Campus & Community

Newsom defends gay marriage at forum

3 min read

San Francisco mayor remains hopeful despite state supreme court ruling

(Staff photos Rose Lincoln/Harvard News Office)

San Francisco Mayor Gavin Newsom, who excited the ire of many with his decision to marry gay couples contrary to state law, told an audience at the Kennedy School Forum Tuesday night (Feb. 8) that he remains committed to marriage equality.

“I wanted to put a human face on discrimination,” he said. “It’s one thing to have an ideal, and it’s another to implement that ideal.”

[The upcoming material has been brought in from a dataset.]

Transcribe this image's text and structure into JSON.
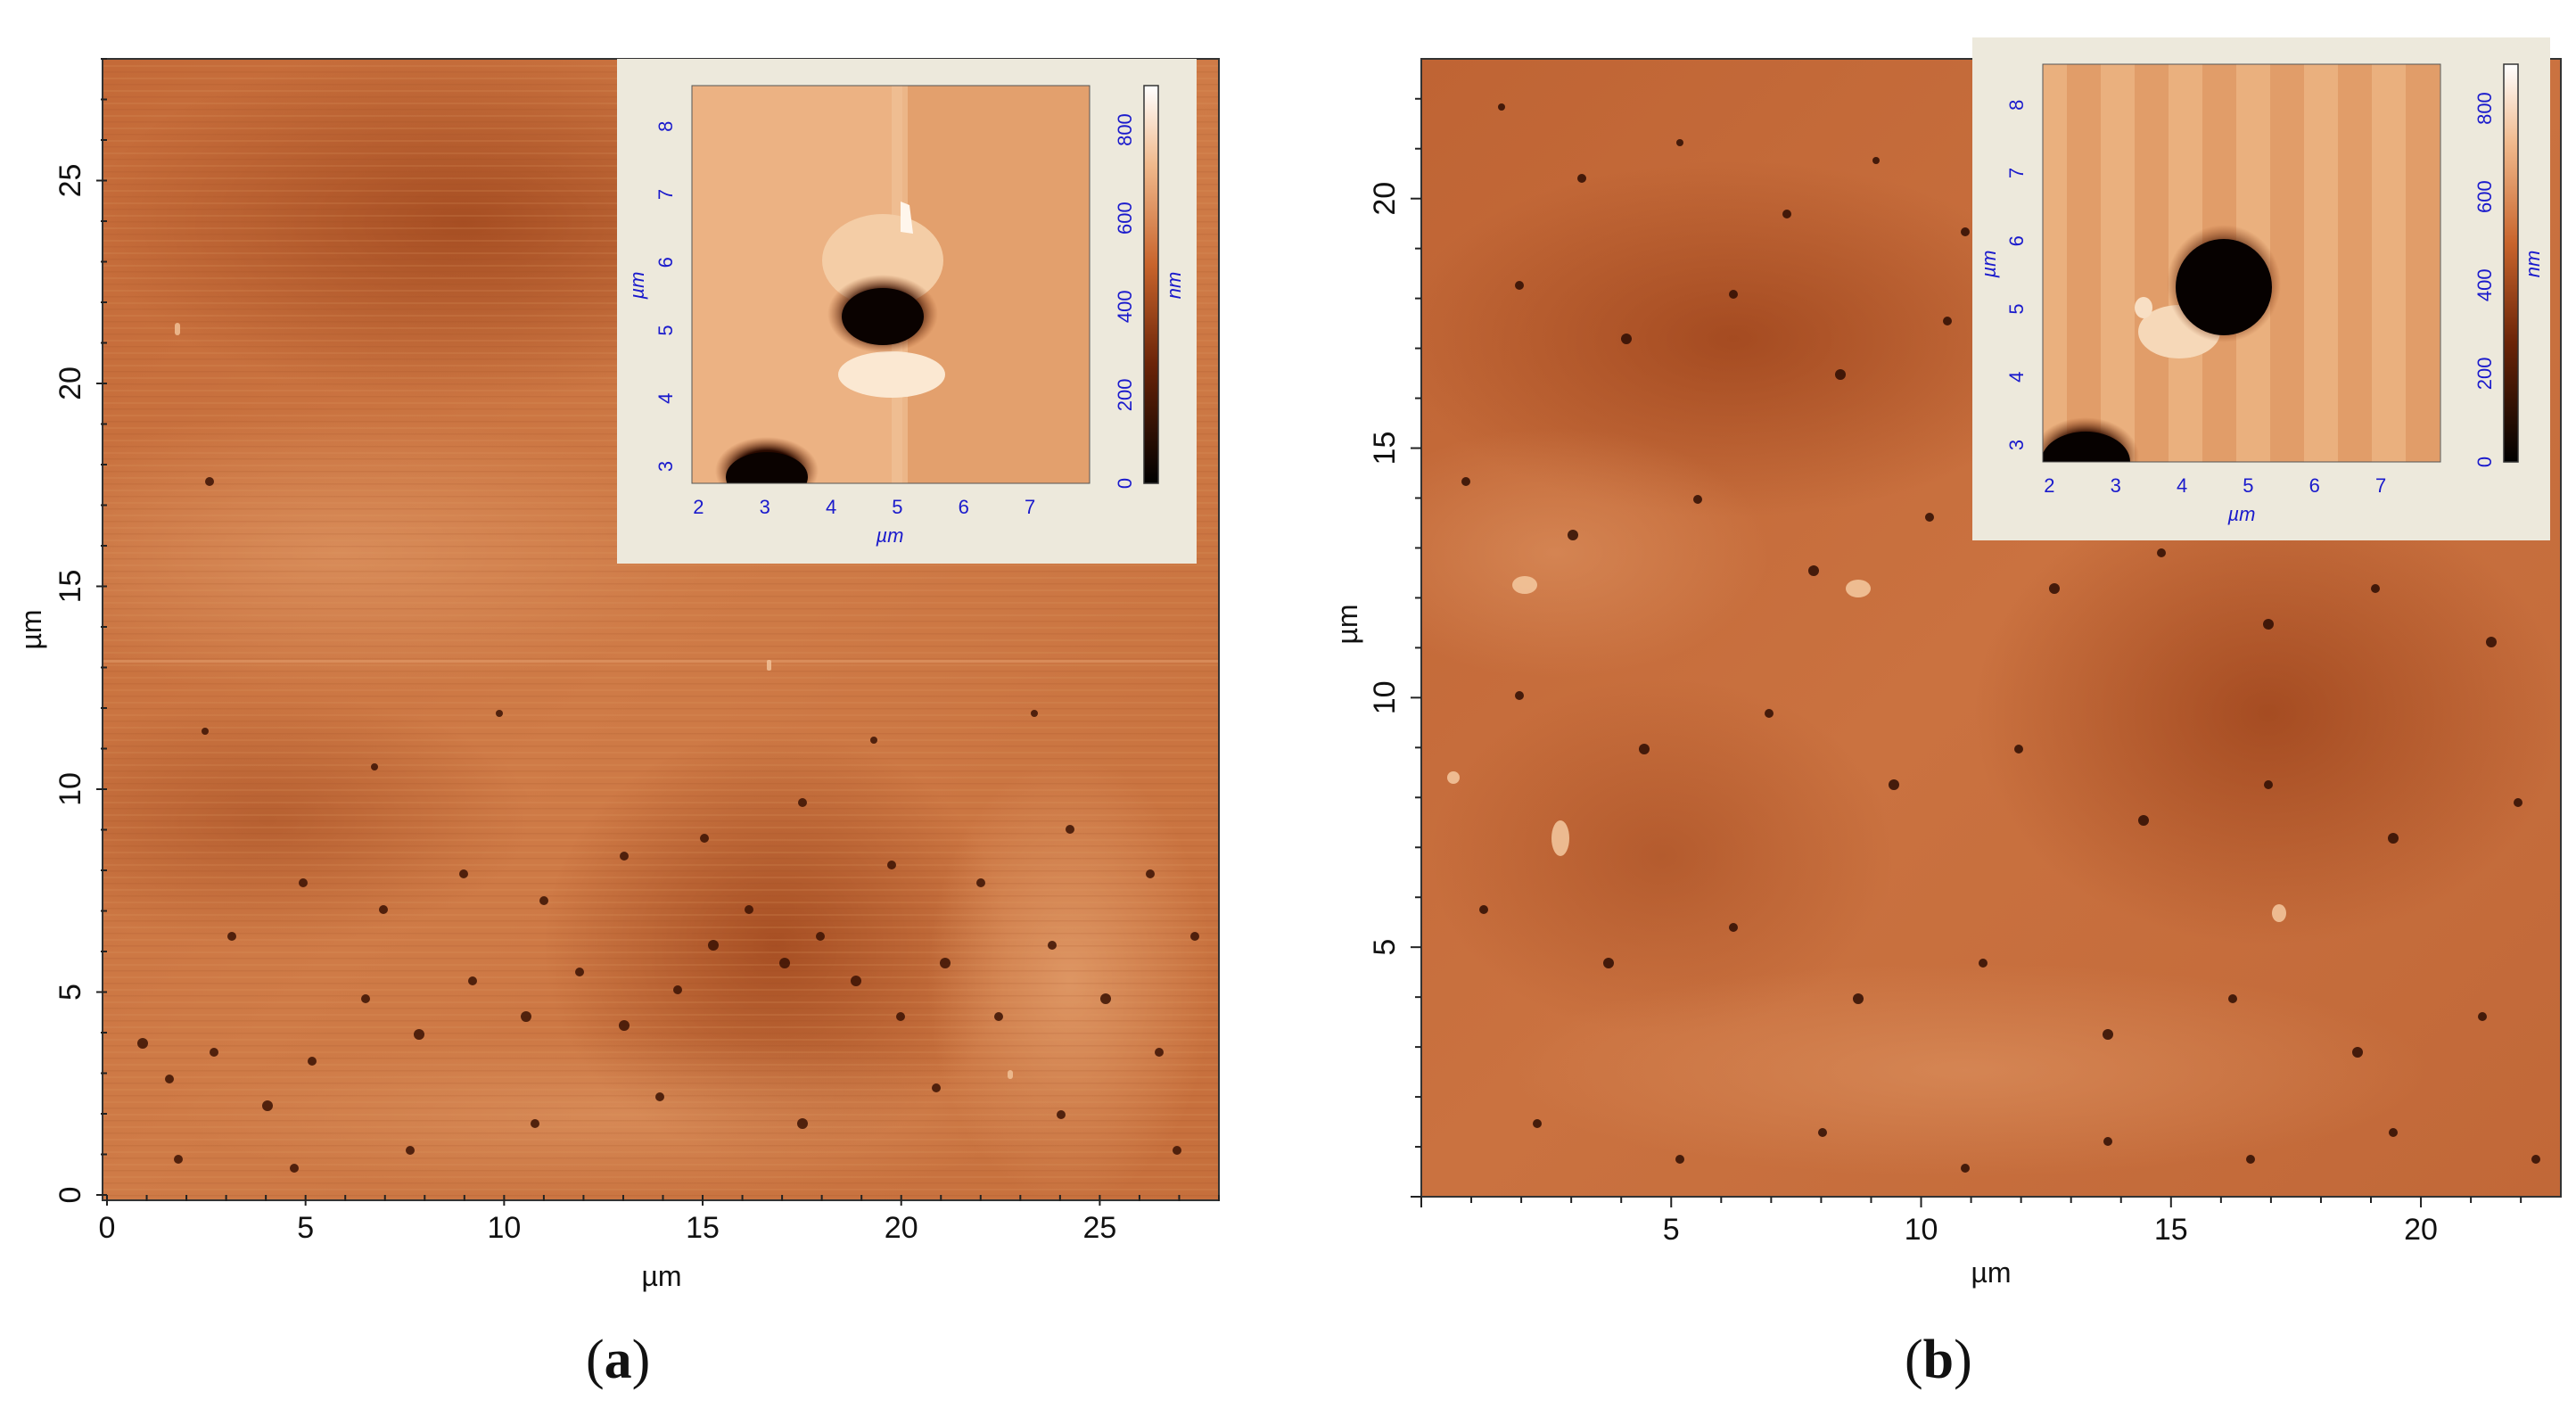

Last February, Newsom ordered the San Francisco County clerk to make a simple change to the marriage application – ridding gender classifications from the form. A lesbian couple, who had been together for 51 years, were the first to exchange vows using the new application. Eighty-seven other gay couples married that first day and more than 4,000 gay couples followed suit.

“None of you could have walked the halls of City Hall and not had the same emotional feeling and connection that I did,” Newsome recalled. “We didn’t touch just 4,000 couples. We touched tens of thousands of lives. It wasn’t just about the couples. It was about mothers, brothers, fathers, uncles, and cousins. It was about sons and daughters.”

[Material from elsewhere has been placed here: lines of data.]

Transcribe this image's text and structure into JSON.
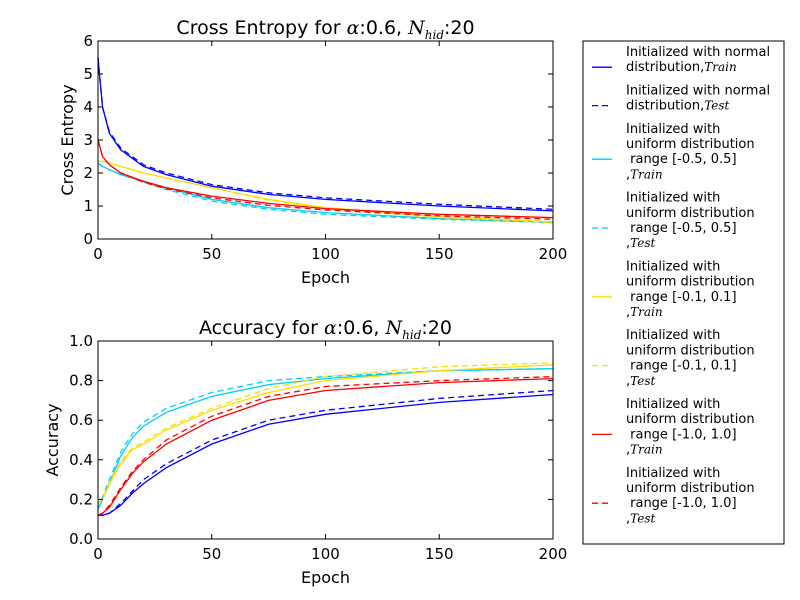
{
  "chart_data": [
    {
      "type": "line",
      "title": "Cross Entropy for α:0.6, N_hid:20",
      "title_parts": {
        "prefix": "Cross Entropy for ",
        "alpha": "α",
        "mid": ":0.6, ",
        "n": "N",
        "sub": "hid",
        "suffix": ":20"
      },
      "xlabel": "Epoch",
      "ylabel": "Cross Entropy",
      "xlim": [
        0,
        200
      ],
      "ylim": [
        0,
        6
      ],
      "xticks": [
        "0",
        "50",
        "100",
        "150",
        "200"
      ],
      "yticks": [
        "0",
        "1",
        "2",
        "3",
        "4",
        "5",
        "6"
      ],
      "x": [
        0,
        2,
        5,
        10,
        20,
        30,
        50,
        75,
        100,
        150,
        200
      ],
      "series": [
        {
          "name": "Initialized with normal distribution, Train",
          "color": "#0000ff",
          "dashed": false,
          "values": [
            5.5,
            4.0,
            3.2,
            2.7,
            2.2,
            1.95,
            1.6,
            1.35,
            1.2,
            1.0,
            0.85
          ]
        },
        {
          "name": "Initialized with normal distribution, Test",
          "color": "#0000ff",
          "dashed": true,
          "values": [
            5.5,
            4.0,
            3.25,
            2.75,
            2.25,
            2.0,
            1.65,
            1.4,
            1.25,
            1.05,
            0.9
          ]
        },
        {
          "name": "Initialized with uniform distribution range [-0.5, 0.5], Train",
          "color": "#00ccff",
          "dashed": false,
          "values": [
            2.3,
            2.2,
            2.1,
            1.95,
            1.75,
            1.55,
            1.2,
            0.95,
            0.8,
            0.62,
            0.5
          ]
        },
        {
          "name": "Initialized with uniform distribution range [-0.5, 0.5], Test",
          "color": "#00ccff",
          "dashed": true,
          "values": [
            2.3,
            2.2,
            2.1,
            1.95,
            1.72,
            1.5,
            1.15,
            0.9,
            0.75,
            0.6,
            0.5
          ]
        },
        {
          "name": "Initialized with uniform distribution range [-0.1, 0.1], Train",
          "color": "#ffdd00",
          "dashed": false,
          "values": [
            2.35,
            2.35,
            2.3,
            2.2,
            2.0,
            1.85,
            1.55,
            1.2,
            0.95,
            0.68,
            0.52
          ]
        },
        {
          "name": "Initialized with uniform distribution range [-0.1, 0.1], Test",
          "color": "#ffdd00",
          "dashed": true,
          "values": [
            2.35,
            2.35,
            2.3,
            2.2,
            2.0,
            1.85,
            1.55,
            1.18,
            0.92,
            0.65,
            0.5
          ]
        },
        {
          "name": "Initialized with uniform distribution range [-1.0, 1.0], Train",
          "color": "#ff0000",
          "dashed": false,
          "values": [
            3.0,
            2.5,
            2.25,
            2.0,
            1.75,
            1.55,
            1.3,
            1.08,
            0.92,
            0.75,
            0.65
          ]
        },
        {
          "name": "Initialized with uniform distribution range [-1.0, 1.0], Test",
          "color": "#ff0000",
          "dashed": true,
          "values": [
            3.0,
            2.5,
            2.25,
            2.0,
            1.72,
            1.52,
            1.25,
            1.02,
            0.88,
            0.7,
            0.6
          ]
        }
      ]
    },
    {
      "type": "line",
      "title": "Accuracy for α:0.6, N_hid:20",
      "title_parts": {
        "prefix": "Accuracy for ",
        "alpha": "α",
        "mid": ":0.6, ",
        "n": "N",
        "sub": "hid",
        "suffix": ":20"
      },
      "xlabel": "Epoch",
      "ylabel": "Accuracy",
      "xlim": [
        0,
        200
      ],
      "ylim": [
        0.0,
        1.0
      ],
      "xticks": [
        "0",
        "50",
        "100",
        "150",
        "200"
      ],
      "yticks": [
        "0.0",
        "0.2",
        "0.4",
        "0.6",
        "0.8",
        "1.0"
      ],
      "x": [
        0,
        2,
        5,
        10,
        15,
        20,
        30,
        50,
        75,
        100,
        150,
        200
      ],
      "series": [
        {
          "name": "Initialized with normal distribution, Train",
          "color": "#0000ff",
          "dashed": false,
          "values": [
            0.12,
            0.12,
            0.13,
            0.17,
            0.23,
            0.28,
            0.36,
            0.48,
            0.58,
            0.63,
            0.69,
            0.73
          ]
        },
        {
          "name": "Initialized with normal distribution, Test",
          "color": "#0000ff",
          "dashed": true,
          "values": [
            0.12,
            0.12,
            0.13,
            0.18,
            0.24,
            0.3,
            0.38,
            0.5,
            0.6,
            0.65,
            0.71,
            0.75
          ]
        },
        {
          "name": "Initialized with uniform distribution range [-0.5, 0.5], Train",
          "color": "#00ccff",
          "dashed": false,
          "values": [
            0.15,
            0.2,
            0.28,
            0.42,
            0.51,
            0.57,
            0.64,
            0.72,
            0.78,
            0.81,
            0.85,
            0.86
          ]
        },
        {
          "name": "Initialized with uniform distribution range [-0.5, 0.5], Test",
          "color": "#00ccff",
          "dashed": true,
          "values": [
            0.15,
            0.21,
            0.3,
            0.44,
            0.53,
            0.59,
            0.66,
            0.74,
            0.8,
            0.82,
            0.85,
            0.86
          ]
        },
        {
          "name": "Initialized with uniform distribution range [-0.1, 0.1], Train",
          "color": "#ffdd00",
          "dashed": false,
          "values": [
            0.18,
            0.2,
            0.28,
            0.38,
            0.45,
            0.48,
            0.55,
            0.65,
            0.74,
            0.8,
            0.85,
            0.88
          ]
        },
        {
          "name": "Initialized with uniform distribution range [-0.1, 0.1], Test",
          "color": "#ffdd00",
          "dashed": true,
          "values": [
            0.18,
            0.2,
            0.29,
            0.39,
            0.46,
            0.49,
            0.56,
            0.66,
            0.76,
            0.82,
            0.87,
            0.89
          ]
        },
        {
          "name": "Initialized with uniform distribution range [-1.0, 1.0], Train",
          "color": "#ff0000",
          "dashed": false,
          "values": [
            0.12,
            0.13,
            0.16,
            0.25,
            0.33,
            0.39,
            0.48,
            0.6,
            0.7,
            0.75,
            0.79,
            0.81
          ]
        },
        {
          "name": "Initialized with uniform distribution range [-1.0, 1.0], Test",
          "color": "#ff0000",
          "dashed": true,
          "values": [
            0.12,
            0.13,
            0.17,
            0.26,
            0.34,
            0.4,
            0.5,
            0.62,
            0.72,
            0.77,
            0.8,
            0.82
          ]
        }
      ]
    }
  ],
  "legend": {
    "placement": "right",
    "entries": [
      {
        "lines": [
          "Initialized with normal",
          "distribution,"
        ],
        "set": "Train",
        "color": "#0000ff",
        "dashed": false
      },
      {
        "lines": [
          "Initialized with normal",
          "distribution,"
        ],
        "set": "Test",
        "color": "#0000ff",
        "dashed": true
      },
      {
        "lines": [
          "Initialized with",
          "uniform distribution",
          " range [-0.5, 0.5]",
          ","
        ],
        "set": "Train",
        "color": "#00ccff",
        "dashed": false
      },
      {
        "lines": [
          "Initialized with",
          "uniform distribution",
          " range [-0.5, 0.5]",
          ","
        ],
        "set": "Test",
        "color": "#00ccff",
        "dashed": true
      },
      {
        "lines": [
          "Initialized with",
          "uniform distribution",
          " range [-0.1, 0.1]",
          ","
        ],
        "set": "Train",
        "color": "#ffdd00",
        "dashed": false
      },
      {
        "lines": [
          "Initialized with",
          "uniform distribution",
          " range [-0.1, 0.1]",
          ","
        ],
        "set": "Test",
        "color": "#ffdd00",
        "dashed": true
      },
      {
        "lines": [
          "Initialized with",
          "uniform distribution",
          " range [-1.0, 1.0]",
          ","
        ],
        "set": "Train",
        "color": "#ff0000",
        "dashed": false
      },
      {
        "lines": [
          "Initialized with",
          "uniform distribution",
          " range [-1.0, 1.0]",
          ","
        ],
        "set": "Test",
        "color": "#ff0000",
        "dashed": true
      }
    ]
  }
}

Within days of the ceremonies, however, opponents took the mayor to court, and last August the California State Supreme Court ruled that the gay marriages performed in San Francisco were not valid. Newsom told the forum audience that despite the setback, he remains determined to continue the fight.

“This is not a country that is immune from codifying and institutionalizing discrimination,” he said, harkening back to laws preventing interracial marriage. “You can’t wait for public opinion to move social justice forward. Women wouldn’t be voting. Blacks probably still wouldn’t be citizens.”

Newsom and
Robyn Ochs (left) and Peg Preble, married in Brookline, Mass., on May 17, were acknowledged by Newsom in his talk. 

Newsom, who was raised Catholic, said he does not buy the argument that allowing gays to marry will undermine the sanctity of marriage. “Marriage didn’t come to an end as an institution [when gays were allowed to marry]. The fact is there is no irreparable harm. We are talking about marriage, an institution of stability. Isn’t that our ideal?”

The Democratic mayor also took aim at some members of his own party, saying they’ve been hypocrites on the issue.

“I can’t stand my party right now. They offend me. So many of our leaders are saying things privately to me now and they are attacking us publicly for what we are doing on the gay marriage thing. It’s wrong.”

In the end, he predicted, gays and straights will be treated equally at the altar.

“Whether you like it or not, this door will never be shut again. Gay marriage is going to be legal in the United States of America. It is a matter of time,” he said.